From: Ian Goddard (Ian@goddard.net)
Date: Tue Apr 25 2000 - 12:06:42 MDT
At 09:19 PM 04/24/2000 -0700, you wrote:
> > 2. "Our brain is not adapting."
> > 3. "Red is no longer real red."
>
> > This extract is taken from the heading "Thresholds of the Biological"
> > "Recent studies out of Germany -- from Tuebingen University and
> > Gesellschaft fur Rationelle Psychologie in Munich -- show that our
> > contemporary environments have, in fact, already changed our biology. In
> > the last twenty years, from repeated testings of four thousand
> > participants, the senses of smell, taste, touch, sight, and hearing have
> > decreased at a rate of nearly one percent per year. "15 years ago, Germans
> > could distinguish 300,000 sounds. Today, on average, they only make it to
> > 180,000. Many children stagnate at 100,000....
IAN: It occurs to me that I've observed a significant
difference in kids now versus when I was a pre-teen
kid (some 22 years ago). When I was a kid, kids spent
their free time running around outside, playing in the
woods, building forts and such.
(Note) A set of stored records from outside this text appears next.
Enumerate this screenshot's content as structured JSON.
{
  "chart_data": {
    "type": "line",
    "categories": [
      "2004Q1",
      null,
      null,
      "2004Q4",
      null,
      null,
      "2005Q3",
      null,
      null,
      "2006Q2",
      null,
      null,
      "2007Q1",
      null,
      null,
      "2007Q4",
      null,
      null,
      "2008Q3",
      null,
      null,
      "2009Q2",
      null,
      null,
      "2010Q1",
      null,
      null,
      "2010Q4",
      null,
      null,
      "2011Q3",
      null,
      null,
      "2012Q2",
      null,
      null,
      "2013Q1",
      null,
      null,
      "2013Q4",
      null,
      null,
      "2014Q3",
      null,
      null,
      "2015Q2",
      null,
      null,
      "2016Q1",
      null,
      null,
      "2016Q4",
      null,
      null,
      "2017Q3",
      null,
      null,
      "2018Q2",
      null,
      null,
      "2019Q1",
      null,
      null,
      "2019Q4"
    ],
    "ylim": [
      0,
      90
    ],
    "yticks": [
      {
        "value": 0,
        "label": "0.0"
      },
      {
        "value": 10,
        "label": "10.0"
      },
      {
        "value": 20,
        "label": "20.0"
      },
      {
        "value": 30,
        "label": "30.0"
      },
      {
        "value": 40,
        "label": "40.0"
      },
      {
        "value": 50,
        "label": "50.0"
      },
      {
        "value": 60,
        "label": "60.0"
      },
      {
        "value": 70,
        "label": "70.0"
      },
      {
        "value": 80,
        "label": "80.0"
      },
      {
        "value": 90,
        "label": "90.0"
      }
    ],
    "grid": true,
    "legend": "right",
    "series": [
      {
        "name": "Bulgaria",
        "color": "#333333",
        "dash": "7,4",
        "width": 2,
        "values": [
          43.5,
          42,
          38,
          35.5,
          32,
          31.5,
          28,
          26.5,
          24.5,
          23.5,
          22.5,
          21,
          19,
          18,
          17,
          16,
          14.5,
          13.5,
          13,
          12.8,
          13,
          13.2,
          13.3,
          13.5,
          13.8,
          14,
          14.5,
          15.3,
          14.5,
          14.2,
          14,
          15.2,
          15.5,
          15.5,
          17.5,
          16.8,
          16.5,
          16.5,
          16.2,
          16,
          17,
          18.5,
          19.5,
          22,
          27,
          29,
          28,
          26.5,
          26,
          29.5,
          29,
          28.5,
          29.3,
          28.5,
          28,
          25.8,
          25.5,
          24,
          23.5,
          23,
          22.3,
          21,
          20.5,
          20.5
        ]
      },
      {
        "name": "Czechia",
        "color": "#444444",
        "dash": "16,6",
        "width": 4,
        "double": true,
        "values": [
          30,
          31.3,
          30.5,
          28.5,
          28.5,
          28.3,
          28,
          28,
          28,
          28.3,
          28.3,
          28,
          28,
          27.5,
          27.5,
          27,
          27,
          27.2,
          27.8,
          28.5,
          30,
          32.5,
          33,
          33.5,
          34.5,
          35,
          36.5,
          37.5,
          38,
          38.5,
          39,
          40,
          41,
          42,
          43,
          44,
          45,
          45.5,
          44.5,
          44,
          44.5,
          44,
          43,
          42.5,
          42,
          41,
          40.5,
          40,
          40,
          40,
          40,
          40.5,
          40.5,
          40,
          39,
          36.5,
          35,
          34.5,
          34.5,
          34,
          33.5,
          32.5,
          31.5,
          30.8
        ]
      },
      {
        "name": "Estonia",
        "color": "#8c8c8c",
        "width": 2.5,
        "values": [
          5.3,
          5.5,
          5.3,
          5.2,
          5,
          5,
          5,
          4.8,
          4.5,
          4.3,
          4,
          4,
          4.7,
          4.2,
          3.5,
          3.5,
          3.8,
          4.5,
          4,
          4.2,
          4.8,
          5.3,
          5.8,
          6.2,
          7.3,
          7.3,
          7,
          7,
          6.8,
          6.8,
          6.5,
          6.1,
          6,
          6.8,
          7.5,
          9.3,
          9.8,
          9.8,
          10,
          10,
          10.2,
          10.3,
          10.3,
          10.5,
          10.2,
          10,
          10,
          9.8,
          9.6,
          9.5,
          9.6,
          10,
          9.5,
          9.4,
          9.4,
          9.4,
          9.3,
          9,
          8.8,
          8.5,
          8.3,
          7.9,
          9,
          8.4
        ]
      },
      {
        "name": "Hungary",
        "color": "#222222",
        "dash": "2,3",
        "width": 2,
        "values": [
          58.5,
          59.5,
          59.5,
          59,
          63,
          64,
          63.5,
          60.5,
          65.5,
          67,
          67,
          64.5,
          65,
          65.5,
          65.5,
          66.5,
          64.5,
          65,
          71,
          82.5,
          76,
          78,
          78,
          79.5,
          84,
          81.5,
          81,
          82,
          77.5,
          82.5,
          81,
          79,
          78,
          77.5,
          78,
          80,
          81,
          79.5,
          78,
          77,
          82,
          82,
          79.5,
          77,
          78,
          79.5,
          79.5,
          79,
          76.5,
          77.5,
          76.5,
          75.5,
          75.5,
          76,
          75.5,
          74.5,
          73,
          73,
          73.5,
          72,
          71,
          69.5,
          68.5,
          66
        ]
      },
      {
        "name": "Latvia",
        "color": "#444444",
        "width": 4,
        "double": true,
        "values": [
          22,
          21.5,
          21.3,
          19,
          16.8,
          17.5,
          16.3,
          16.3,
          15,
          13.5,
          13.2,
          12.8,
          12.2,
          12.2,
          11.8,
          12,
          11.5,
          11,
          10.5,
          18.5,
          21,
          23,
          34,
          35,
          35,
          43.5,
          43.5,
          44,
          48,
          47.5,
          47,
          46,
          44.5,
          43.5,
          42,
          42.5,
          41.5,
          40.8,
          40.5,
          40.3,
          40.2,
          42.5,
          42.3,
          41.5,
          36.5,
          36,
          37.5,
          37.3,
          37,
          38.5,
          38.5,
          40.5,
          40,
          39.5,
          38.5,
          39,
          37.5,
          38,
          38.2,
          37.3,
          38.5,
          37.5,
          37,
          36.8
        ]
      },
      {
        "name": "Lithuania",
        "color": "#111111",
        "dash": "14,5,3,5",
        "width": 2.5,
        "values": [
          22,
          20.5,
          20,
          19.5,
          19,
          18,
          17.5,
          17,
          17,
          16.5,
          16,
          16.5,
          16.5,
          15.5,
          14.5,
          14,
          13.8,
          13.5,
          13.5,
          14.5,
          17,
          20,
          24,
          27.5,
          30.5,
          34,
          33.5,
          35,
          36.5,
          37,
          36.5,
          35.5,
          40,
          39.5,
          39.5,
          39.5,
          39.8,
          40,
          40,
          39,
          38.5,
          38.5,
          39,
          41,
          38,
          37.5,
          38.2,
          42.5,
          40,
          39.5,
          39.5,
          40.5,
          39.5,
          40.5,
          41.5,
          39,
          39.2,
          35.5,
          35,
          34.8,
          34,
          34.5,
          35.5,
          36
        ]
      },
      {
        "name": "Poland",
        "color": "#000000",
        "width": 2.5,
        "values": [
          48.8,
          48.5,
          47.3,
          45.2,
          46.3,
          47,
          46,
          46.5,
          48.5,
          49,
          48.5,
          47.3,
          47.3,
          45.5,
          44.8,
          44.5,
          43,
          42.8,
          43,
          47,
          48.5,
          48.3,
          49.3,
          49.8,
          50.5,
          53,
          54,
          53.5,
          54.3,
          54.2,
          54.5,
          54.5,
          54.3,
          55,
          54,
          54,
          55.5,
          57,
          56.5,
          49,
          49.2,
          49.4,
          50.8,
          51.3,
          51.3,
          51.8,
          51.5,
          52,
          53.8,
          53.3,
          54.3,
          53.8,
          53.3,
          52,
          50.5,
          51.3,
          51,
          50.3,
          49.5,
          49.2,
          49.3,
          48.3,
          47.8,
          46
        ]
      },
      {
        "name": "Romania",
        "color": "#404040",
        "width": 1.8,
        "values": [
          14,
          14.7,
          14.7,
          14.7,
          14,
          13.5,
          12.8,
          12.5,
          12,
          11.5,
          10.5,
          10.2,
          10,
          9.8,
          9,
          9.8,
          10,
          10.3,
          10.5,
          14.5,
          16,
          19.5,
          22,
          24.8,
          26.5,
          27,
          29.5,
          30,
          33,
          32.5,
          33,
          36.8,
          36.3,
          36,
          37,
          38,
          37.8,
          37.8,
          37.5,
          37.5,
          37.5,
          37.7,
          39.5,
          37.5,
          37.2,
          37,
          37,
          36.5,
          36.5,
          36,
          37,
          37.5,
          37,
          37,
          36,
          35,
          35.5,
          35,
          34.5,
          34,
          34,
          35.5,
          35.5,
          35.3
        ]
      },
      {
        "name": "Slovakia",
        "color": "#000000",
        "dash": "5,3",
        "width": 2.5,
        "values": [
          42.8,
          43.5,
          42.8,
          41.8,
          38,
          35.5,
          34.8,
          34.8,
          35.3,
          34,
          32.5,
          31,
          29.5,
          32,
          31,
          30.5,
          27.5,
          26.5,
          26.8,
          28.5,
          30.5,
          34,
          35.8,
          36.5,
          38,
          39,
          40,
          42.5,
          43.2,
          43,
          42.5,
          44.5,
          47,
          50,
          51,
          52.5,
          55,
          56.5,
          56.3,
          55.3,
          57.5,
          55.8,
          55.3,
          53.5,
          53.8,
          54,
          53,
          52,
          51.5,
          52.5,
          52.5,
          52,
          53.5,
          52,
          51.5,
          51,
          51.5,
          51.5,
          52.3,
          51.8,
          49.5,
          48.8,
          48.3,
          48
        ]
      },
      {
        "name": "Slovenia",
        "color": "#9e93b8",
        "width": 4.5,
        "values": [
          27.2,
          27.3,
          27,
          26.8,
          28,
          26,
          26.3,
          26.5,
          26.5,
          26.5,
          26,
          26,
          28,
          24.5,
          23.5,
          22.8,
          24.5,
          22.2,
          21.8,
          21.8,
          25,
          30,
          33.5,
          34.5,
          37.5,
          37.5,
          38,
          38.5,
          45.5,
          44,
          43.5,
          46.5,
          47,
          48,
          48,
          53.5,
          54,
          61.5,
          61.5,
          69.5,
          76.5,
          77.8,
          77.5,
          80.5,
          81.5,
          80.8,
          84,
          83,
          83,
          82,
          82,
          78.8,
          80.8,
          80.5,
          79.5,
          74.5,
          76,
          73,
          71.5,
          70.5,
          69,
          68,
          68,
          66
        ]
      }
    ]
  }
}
Since then there's been
a profound transition in how kids spend their free time.
Now kids spend much/most of their free time sitting in
front of TV and computer screens playing video games.
Kids used to keep many paths in the local woods well
trod when I was a kid, but now most are grown over,
which testifies to this transition in activities.
Considering that the speakers on TVs and computers
have a limited range of sounds versus the real world,
and monitors have a limited range of colors versus
the real world, one might, independent of the cited
findings, hypothesize that people raised on diminished
sensory input would have diminished sensory capability.
While some of the claims raised sound rather dubious,
such a diminution of sensory awareness might not be.